Navigating through the buffet was a bewildering affair. She should have heeded the warning she’d seen online. Never go to the buffet on boarding day. Go to one of the sit-down restaurants.
Janey couldn’t stand it. Her comfy, rubber-soled shoes and long jeans were out of place here. You’d think the behemoth of a ship was heading on a Caribbean cruise in July instead of to Alaska in late September, given the number of shorts and sandals. What were people thinking?
A cruise is a cruise, I guess, she thought.
But she had to get the hell out of the buffet, and fast. Food could wait. She finally found an out of the way salad bar on the observation deck and loaded a plate with greens, chunks of white cheese, and little rolls of ham. Balsamic and olive oil dressing rounded out her lunch. She sank into a well-padded lounge chair with a sigh of relief. This portion of the ship was mostly empty, though she bet when it was debarkation time, this lounge in the front of the ship would be prime real estate. There was not only an amazing view of the Pacific Ocean, but what looked like a fully stocked bar.
Well, she was here first, she had food, and her daypack held an e-reader full of more “to be read” books than she could get through in a week at sea.
As she munched her salad, Janey had to admit it felt weird to be alone. Usually, it wasn’t a problem. She liked it, actually. But the cruise ship seemed filled with couples, families, or tour groups in matching yellow T-shirts. Solo cruisers were rare, she guessed, but here she was. All because she’d promised Heloise she wouldn’t moulder away in their house on the hill, all alone.

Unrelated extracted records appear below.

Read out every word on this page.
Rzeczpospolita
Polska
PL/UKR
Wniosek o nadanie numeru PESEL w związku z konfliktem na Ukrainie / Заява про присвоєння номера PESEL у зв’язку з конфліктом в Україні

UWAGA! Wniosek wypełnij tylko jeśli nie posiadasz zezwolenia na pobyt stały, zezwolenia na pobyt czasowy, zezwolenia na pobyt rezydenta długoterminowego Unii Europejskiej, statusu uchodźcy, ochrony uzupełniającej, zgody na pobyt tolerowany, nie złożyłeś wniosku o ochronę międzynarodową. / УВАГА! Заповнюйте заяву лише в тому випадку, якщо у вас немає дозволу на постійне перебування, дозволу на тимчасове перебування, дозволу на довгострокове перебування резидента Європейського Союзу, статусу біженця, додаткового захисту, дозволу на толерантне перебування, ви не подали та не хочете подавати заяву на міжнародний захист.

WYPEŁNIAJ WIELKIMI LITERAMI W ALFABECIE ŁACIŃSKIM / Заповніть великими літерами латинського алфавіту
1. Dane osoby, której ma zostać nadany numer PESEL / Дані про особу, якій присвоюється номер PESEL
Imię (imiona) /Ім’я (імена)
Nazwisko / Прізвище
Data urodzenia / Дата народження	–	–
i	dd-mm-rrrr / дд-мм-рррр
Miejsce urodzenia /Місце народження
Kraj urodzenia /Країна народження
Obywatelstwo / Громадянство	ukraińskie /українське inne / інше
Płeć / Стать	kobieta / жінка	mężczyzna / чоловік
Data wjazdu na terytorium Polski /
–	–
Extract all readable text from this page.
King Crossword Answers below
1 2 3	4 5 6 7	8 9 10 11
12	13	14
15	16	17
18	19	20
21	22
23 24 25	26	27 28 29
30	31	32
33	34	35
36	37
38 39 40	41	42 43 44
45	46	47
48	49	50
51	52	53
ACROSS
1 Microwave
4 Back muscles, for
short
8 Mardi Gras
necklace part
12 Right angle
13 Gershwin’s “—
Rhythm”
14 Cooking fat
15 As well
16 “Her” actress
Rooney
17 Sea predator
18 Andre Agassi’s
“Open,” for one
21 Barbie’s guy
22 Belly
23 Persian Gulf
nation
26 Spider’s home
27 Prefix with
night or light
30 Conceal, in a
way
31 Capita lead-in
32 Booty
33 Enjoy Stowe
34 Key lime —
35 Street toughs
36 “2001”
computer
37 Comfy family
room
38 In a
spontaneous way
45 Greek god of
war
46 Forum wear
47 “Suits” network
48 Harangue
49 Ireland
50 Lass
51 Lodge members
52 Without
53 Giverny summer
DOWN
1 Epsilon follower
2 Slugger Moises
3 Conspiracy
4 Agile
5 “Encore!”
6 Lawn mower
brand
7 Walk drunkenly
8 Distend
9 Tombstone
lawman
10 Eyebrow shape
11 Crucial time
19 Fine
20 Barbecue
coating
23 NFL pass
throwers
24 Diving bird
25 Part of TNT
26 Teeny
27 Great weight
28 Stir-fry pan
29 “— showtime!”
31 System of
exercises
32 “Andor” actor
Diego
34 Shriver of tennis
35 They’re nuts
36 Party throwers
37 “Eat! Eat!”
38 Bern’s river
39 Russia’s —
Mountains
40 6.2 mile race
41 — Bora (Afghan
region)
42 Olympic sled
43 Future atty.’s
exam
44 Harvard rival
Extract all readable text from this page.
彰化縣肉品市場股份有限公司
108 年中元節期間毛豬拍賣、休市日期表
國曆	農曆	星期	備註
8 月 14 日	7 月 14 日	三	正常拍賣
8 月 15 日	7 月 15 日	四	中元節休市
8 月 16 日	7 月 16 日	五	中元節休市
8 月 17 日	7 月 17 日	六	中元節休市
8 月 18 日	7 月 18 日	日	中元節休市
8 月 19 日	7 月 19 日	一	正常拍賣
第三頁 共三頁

And, since she’d promised to love Heloise the rest of her life in a simple ceremony all those years before, Janey went out. Did things. Took salsa dance lessons. Went to movies. Concerts, even. And now, because she’d always wanted to see an Orca, she was heading to Alaska.
The cruise was very strange. Oh, the views from her balcony were stellar, and the sense of being surrounded by water calmed her, but other than that? There was an actual go-cart race track on the ship. And laser tag. Discos. Musicals. Karaoke. Gambling. She walked the ship daily, even walked the outdoor, circular track on Deck 17, getting her steps in. And the excursions to the glaciers, or to watch whales, were every bit as delightful as she’d hoped. Orca, it turned out, were as gorgeous and powerful as she had imagined. The sight of the sleek, muscular bodies sent a shiver down her spine. She would never forget it. She just wished she could tell Heloise about it.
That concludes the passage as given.